I have been in a workshop series with Mady Mooney, an Arts Therapist, every Monday for 5 weeks in Vancouver throughout April and May. Part of the beauty of the mask making process for me was having one side reveal how we express our different faces to the world, and the other side representing what we hide from the world.

In my mask piece, I painted the inside with blues and purples around the eyes and forehead, my color for imagination and intuition – this is how I see myself truly and authentically, as a spiritual being. I painted a color scheme that I felt was tribal and energetic, signifying a shamanic spirit that lies within; a sorcerer or healer that has answers to life’s questions in a quest to offer balance and harmony. Feathers on the top right of the mask represented my inner artist, my ability to generate ideas from my right brain. The blue stone represents the energy center of inspiration and innate knowledge.

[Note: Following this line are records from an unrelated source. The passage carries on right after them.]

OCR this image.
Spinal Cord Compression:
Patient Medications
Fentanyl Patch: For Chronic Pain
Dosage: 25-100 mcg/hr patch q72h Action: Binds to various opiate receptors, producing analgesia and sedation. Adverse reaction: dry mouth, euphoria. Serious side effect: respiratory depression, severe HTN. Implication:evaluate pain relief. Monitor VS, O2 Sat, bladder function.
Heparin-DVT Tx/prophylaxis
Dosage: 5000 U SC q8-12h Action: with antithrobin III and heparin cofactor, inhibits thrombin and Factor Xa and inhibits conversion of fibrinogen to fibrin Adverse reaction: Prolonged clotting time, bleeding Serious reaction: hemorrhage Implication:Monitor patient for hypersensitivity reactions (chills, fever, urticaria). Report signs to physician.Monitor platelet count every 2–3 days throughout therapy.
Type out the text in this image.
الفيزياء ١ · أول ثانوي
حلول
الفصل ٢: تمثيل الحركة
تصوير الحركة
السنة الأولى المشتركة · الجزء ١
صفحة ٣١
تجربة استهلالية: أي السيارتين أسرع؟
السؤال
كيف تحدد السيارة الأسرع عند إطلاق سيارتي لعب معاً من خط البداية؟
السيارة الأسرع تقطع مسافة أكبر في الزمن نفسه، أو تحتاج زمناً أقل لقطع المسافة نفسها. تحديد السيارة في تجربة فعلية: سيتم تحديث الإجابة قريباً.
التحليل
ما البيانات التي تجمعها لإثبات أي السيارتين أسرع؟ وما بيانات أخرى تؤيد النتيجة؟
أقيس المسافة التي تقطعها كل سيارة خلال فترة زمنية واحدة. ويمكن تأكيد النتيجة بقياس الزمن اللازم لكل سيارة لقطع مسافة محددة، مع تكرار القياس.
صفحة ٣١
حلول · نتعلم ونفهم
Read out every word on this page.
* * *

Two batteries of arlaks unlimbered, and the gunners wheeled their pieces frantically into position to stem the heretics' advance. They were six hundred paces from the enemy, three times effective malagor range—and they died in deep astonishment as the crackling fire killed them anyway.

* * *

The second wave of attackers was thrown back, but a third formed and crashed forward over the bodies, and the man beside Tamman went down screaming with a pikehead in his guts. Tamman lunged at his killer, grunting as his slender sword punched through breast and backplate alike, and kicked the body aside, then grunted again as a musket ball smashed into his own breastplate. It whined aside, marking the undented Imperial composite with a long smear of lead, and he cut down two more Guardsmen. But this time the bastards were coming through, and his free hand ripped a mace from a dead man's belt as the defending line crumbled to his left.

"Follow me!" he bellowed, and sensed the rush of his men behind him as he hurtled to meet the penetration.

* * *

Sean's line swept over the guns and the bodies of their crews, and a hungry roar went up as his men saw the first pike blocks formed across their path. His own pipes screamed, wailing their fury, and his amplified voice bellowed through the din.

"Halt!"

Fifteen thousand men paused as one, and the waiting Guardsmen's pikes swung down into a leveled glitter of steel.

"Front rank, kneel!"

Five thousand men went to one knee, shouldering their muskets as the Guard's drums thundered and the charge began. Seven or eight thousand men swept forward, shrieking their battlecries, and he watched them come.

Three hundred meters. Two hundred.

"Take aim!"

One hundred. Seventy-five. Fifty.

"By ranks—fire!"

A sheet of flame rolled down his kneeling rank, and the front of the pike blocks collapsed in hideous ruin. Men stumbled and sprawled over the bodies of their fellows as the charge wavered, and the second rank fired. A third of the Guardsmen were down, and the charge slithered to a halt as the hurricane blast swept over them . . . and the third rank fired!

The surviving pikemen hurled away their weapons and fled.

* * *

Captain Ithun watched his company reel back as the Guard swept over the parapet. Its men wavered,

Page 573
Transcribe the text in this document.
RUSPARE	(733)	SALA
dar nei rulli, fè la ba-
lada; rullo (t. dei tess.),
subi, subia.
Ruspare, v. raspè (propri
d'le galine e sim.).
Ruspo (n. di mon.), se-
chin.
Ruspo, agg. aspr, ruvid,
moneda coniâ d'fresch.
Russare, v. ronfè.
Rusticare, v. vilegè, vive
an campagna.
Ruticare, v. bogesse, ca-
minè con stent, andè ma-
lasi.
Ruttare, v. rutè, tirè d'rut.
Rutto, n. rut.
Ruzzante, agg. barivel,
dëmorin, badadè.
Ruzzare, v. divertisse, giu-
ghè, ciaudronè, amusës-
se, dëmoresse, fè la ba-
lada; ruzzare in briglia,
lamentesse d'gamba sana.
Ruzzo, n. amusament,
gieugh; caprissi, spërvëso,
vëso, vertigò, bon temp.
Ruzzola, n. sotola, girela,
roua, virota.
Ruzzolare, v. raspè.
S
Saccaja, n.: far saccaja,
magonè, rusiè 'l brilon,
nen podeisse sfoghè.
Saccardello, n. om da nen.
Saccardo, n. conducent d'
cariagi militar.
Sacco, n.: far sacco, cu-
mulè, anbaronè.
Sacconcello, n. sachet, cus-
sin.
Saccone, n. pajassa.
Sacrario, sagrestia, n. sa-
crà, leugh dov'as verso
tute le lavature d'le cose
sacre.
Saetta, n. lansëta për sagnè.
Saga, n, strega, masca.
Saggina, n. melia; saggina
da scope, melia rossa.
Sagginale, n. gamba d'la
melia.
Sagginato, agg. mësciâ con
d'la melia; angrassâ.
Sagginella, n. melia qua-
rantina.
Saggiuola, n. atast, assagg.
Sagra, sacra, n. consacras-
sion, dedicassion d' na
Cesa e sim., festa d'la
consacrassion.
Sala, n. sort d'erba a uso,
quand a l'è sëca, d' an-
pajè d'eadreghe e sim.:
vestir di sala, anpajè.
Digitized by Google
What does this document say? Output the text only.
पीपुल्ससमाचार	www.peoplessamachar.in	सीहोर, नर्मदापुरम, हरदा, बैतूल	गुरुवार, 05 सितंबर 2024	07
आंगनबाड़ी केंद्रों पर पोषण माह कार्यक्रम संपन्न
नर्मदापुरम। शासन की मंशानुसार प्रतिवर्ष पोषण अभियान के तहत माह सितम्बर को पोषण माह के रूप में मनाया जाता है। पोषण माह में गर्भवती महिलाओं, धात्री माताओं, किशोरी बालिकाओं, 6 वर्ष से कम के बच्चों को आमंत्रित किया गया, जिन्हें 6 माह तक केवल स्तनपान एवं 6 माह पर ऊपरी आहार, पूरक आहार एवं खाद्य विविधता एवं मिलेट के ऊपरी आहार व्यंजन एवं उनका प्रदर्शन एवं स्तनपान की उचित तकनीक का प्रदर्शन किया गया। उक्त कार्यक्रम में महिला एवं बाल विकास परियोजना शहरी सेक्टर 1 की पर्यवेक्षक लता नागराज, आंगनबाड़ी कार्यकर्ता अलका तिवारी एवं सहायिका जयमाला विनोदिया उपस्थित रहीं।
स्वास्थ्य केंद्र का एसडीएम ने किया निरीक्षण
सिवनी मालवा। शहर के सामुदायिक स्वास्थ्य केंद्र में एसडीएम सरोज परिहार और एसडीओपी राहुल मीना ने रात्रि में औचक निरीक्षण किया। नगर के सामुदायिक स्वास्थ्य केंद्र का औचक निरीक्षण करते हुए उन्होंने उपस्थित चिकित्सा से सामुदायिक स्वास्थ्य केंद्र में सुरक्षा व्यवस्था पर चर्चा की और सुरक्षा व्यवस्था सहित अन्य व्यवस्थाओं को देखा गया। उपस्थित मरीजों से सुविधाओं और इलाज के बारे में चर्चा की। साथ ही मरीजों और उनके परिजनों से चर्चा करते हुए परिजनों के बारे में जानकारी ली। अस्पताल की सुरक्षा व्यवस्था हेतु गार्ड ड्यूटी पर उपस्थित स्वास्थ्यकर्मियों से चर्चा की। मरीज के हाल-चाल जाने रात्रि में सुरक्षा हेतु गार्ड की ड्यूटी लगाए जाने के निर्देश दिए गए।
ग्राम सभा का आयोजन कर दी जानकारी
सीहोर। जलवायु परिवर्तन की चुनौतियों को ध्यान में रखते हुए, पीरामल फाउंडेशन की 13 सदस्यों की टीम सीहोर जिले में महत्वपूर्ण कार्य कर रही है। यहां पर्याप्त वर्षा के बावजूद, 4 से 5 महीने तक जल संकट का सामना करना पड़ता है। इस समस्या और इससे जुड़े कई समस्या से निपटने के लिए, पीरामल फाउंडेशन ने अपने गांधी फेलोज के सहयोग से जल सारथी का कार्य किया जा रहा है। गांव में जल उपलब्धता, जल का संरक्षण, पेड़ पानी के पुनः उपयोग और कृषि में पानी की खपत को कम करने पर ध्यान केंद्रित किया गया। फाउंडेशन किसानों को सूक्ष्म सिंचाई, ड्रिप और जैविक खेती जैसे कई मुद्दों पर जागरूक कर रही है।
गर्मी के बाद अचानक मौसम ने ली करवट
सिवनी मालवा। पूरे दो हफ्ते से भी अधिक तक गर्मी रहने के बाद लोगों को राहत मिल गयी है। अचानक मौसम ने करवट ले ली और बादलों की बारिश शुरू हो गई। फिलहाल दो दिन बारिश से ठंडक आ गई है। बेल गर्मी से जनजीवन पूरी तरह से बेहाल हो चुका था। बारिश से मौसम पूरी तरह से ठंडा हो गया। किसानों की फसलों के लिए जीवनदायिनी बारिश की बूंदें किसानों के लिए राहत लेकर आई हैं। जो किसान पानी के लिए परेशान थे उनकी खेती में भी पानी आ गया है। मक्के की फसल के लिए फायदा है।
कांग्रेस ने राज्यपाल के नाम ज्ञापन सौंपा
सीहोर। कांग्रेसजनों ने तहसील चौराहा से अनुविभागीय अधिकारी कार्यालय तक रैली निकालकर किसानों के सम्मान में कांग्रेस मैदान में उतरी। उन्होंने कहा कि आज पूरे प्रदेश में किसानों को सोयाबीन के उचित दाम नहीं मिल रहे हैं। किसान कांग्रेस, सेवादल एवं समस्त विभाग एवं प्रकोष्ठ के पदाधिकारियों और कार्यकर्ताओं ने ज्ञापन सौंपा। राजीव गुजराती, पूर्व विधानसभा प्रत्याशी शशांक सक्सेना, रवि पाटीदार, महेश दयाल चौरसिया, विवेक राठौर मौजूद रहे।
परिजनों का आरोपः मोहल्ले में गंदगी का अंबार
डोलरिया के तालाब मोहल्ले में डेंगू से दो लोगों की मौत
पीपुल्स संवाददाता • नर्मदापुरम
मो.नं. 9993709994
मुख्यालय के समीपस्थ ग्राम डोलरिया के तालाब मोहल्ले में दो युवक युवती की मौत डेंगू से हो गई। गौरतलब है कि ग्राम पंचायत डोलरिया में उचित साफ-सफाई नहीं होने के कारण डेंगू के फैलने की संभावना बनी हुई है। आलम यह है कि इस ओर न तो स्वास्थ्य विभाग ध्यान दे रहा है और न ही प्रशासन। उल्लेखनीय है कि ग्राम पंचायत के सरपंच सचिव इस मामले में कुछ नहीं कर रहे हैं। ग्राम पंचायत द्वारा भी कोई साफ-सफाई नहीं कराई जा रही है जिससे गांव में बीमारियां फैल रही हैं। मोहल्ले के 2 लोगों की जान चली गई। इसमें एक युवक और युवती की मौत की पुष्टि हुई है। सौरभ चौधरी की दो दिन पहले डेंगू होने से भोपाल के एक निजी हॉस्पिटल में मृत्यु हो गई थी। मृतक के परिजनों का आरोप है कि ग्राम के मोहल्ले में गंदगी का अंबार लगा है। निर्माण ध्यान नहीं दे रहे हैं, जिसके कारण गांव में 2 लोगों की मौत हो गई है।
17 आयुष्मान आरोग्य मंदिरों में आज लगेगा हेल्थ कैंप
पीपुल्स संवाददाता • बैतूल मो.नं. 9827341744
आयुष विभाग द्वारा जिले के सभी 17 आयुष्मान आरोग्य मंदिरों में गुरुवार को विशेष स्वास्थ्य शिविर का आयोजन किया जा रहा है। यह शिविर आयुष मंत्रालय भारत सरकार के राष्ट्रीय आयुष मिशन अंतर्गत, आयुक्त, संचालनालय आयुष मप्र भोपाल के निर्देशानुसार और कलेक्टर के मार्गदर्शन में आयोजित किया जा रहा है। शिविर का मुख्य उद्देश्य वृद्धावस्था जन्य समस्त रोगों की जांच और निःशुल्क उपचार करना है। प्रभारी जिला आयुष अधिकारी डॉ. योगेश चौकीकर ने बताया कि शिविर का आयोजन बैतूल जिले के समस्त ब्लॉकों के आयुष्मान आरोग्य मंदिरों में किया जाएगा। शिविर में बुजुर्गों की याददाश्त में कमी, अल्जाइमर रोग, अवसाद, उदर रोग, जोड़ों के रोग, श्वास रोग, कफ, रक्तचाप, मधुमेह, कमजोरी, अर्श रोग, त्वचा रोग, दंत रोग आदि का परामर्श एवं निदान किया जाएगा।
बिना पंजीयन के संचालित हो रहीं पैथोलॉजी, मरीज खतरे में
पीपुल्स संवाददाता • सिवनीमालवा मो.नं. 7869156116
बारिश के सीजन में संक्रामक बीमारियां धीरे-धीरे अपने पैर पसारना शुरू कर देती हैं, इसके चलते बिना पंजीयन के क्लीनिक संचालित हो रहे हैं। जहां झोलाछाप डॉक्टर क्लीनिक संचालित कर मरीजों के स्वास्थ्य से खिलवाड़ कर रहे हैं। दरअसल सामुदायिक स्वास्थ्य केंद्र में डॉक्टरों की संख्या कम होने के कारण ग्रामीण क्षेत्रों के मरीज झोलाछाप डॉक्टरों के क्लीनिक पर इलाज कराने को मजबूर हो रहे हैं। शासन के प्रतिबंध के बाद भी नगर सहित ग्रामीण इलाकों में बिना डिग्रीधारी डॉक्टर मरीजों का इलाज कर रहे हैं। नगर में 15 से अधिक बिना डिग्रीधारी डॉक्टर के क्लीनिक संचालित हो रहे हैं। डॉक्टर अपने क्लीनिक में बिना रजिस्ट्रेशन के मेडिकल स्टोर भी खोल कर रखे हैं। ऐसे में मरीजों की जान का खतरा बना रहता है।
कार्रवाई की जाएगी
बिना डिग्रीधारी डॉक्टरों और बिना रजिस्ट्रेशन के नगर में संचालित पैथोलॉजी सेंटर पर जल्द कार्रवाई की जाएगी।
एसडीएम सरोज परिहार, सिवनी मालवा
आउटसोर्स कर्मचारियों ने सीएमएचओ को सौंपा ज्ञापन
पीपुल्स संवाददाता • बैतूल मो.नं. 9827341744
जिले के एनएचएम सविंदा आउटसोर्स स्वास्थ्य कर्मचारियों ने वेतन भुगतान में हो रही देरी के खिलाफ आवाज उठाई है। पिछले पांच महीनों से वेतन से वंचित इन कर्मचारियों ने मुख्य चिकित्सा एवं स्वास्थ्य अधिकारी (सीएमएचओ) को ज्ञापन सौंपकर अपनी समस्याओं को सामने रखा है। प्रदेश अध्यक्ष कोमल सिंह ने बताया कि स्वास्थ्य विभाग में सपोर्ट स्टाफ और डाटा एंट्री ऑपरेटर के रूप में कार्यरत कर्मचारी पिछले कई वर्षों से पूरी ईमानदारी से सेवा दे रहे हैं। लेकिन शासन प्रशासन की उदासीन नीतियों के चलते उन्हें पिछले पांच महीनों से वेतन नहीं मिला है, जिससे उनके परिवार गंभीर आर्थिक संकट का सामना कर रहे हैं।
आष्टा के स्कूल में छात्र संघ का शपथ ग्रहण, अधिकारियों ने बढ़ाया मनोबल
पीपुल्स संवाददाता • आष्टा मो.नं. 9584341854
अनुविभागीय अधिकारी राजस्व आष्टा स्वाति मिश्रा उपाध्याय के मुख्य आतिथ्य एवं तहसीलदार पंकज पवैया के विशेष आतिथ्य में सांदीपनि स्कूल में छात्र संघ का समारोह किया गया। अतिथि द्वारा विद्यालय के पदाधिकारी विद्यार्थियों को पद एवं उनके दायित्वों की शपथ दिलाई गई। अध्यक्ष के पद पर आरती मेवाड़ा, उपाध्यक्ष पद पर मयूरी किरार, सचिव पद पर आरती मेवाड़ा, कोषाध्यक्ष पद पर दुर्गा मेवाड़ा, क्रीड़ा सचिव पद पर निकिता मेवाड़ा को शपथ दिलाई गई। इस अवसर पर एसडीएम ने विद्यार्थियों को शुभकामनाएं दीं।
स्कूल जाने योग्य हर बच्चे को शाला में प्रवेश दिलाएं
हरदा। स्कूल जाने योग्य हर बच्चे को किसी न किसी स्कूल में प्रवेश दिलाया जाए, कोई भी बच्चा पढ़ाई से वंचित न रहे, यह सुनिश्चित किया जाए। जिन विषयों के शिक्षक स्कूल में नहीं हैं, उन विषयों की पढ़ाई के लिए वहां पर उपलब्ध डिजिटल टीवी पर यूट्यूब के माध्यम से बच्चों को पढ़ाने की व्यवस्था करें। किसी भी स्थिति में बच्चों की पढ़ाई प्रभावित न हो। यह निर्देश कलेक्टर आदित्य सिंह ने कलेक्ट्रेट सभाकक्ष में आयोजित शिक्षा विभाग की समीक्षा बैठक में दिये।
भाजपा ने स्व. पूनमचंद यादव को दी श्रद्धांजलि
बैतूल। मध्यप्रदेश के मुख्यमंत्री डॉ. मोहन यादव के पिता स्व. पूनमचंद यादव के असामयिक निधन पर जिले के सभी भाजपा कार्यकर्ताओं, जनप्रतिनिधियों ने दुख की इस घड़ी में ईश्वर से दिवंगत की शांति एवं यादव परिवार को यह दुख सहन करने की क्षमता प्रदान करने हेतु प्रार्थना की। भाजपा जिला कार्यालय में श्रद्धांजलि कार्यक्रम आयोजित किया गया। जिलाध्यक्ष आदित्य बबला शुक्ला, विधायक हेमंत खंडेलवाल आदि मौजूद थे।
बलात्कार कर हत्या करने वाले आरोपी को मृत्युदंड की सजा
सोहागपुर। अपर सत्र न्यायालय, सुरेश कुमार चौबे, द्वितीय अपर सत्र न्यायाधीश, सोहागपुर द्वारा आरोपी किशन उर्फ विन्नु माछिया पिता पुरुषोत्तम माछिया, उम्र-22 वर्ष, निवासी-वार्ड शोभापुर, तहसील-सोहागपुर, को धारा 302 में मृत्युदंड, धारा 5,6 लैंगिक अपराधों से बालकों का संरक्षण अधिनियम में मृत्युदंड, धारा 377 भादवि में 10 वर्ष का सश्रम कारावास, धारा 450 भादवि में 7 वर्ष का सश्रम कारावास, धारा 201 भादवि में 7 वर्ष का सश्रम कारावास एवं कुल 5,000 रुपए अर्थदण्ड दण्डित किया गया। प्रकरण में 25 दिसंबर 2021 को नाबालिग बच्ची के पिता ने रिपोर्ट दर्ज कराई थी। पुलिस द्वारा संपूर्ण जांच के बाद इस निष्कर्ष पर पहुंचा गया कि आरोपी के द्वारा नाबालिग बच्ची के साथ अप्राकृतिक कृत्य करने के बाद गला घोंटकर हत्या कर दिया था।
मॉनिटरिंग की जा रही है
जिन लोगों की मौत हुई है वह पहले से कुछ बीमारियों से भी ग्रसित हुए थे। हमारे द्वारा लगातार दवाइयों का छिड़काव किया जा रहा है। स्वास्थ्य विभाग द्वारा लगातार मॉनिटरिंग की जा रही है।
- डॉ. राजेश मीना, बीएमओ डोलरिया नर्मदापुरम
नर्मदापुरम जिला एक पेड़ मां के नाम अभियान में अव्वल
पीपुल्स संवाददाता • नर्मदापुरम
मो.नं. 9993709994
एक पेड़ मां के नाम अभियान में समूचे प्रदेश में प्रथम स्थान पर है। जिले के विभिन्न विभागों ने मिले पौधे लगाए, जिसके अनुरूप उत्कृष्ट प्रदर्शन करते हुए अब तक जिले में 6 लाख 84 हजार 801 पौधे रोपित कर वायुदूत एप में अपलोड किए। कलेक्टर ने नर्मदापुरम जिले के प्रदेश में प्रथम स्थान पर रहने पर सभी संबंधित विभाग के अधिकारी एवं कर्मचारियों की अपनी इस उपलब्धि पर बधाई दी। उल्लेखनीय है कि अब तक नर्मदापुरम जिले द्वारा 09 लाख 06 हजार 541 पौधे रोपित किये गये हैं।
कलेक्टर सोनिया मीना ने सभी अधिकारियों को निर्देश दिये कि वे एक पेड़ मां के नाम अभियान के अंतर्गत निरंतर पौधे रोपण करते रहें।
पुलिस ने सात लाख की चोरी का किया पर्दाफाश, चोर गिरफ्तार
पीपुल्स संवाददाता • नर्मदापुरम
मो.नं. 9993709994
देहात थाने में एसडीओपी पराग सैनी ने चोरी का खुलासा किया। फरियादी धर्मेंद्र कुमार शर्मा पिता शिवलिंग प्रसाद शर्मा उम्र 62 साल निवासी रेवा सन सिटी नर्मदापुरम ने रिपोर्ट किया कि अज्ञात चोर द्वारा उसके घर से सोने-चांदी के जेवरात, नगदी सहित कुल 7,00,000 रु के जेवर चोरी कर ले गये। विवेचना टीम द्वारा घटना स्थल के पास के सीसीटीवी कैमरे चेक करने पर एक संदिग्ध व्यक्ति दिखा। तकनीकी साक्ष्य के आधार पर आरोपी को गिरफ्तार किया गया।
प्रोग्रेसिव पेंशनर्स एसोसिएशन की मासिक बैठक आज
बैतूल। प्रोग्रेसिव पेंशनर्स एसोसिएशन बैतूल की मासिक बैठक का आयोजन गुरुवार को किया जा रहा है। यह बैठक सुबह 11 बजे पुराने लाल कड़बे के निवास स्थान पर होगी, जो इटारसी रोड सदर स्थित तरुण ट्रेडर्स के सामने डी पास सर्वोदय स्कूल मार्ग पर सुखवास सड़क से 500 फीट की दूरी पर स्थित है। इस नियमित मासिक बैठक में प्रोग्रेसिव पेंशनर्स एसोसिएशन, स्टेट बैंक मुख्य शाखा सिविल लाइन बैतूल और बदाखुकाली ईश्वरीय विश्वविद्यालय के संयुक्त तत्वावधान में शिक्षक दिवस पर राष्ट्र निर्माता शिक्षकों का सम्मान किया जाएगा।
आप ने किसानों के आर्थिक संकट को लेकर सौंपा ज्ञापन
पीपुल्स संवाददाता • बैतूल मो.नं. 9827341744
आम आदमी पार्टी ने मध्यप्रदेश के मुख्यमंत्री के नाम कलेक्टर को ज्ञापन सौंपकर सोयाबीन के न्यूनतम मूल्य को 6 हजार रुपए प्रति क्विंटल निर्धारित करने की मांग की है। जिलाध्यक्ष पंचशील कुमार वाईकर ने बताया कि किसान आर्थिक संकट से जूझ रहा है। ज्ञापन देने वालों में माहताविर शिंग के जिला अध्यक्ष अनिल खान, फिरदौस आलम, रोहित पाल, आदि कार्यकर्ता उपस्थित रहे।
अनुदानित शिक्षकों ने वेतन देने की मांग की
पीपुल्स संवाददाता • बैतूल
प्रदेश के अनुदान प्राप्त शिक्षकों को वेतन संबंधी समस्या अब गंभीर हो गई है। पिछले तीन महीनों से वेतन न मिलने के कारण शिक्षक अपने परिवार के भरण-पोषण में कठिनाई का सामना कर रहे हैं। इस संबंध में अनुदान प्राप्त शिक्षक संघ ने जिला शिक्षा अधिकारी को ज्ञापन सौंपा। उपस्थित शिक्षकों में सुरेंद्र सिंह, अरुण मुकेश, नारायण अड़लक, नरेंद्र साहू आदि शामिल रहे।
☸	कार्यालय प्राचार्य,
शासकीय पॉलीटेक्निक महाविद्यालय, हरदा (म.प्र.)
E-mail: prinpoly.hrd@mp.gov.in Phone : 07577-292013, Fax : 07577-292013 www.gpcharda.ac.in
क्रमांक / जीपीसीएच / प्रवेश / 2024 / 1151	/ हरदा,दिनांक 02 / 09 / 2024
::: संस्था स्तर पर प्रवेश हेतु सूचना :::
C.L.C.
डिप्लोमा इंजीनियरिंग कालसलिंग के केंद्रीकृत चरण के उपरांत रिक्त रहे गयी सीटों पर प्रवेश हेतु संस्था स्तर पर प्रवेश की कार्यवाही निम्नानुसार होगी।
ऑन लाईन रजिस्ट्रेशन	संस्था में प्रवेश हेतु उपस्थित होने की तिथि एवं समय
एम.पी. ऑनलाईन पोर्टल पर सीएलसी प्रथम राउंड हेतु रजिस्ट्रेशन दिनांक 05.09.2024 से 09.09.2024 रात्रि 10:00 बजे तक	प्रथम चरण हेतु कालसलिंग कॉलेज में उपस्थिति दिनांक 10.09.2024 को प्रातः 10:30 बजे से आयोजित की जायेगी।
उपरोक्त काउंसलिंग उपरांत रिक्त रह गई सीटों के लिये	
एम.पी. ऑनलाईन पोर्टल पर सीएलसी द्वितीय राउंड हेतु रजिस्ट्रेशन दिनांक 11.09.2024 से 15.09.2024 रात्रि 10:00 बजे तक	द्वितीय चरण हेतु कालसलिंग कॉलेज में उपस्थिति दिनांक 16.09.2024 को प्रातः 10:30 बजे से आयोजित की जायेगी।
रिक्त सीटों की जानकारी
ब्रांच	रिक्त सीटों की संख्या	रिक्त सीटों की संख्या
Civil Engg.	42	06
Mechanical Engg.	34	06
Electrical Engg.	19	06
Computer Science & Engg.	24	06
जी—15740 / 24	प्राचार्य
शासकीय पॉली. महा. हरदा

The outside of my mask illustrated how I portray myself to others. There are overlapping sections that crisscross the mask, indicating my affinity for trying to be everything to everyone, and live up to society’s expectations. There is also a division between the hemispheres of the mask, in terms of the black and orange separating the two polar parts of my personality, indicated by a star on one side and a moon on the other – celestial symbols of the Libra in me, that is always seeking balance. The stone in the center of the forehead on the outside of this mask represents the dominance of my mental body and a predisposition to deep thoughts as I’m often pondering the secrets of Life. I loved this exercise, in particular the tactile nature of playing with string, yarn, jewels, fabric, paint, stones, and feathers. I found it to be very creative and therapeutic.

Masks have been used in the past for the purposes of storytelling, drama and in ceremonies. Masks can be a powerful method of transformation, allowing wearers to step into a different persona and create a new personality to act out on a stage. Children play and explore the world but in time as they grow up, society teaches them to conform to a certain sense of behaviour by censuring individuality and encouraging conformity as they develop into adults – often resulting in a loss of creativity. It got me thinking about how each of us wears masks in social environments, where we learn to repress qualities in ourselves that may have negative connotations, or may not be received well by society according to their rules and norms. In “The Secret of the Shadow” by Debbie Ford, she discusses the psychology of the ‘shadow’, which includes repressed emotions and feelings that accompany our false self and the stories we tell ourselves about who we are. Masks and expressive arts therapy can bring into the open an idea of how we see ourselves, or how we would like to be.

Using expressive arts therapy in conjunction with mask making would help one to explore the self further through role play, movement or storytelling. I hope to work on this further with my art therapist to delve into the faces I put on and the versions of myself that I put forward for others to see. I have often wondered how to keep one’s playful spirit alive and unencumbered by society’s restrictive rules as I work to re-instate my creativity and nurture my imagination.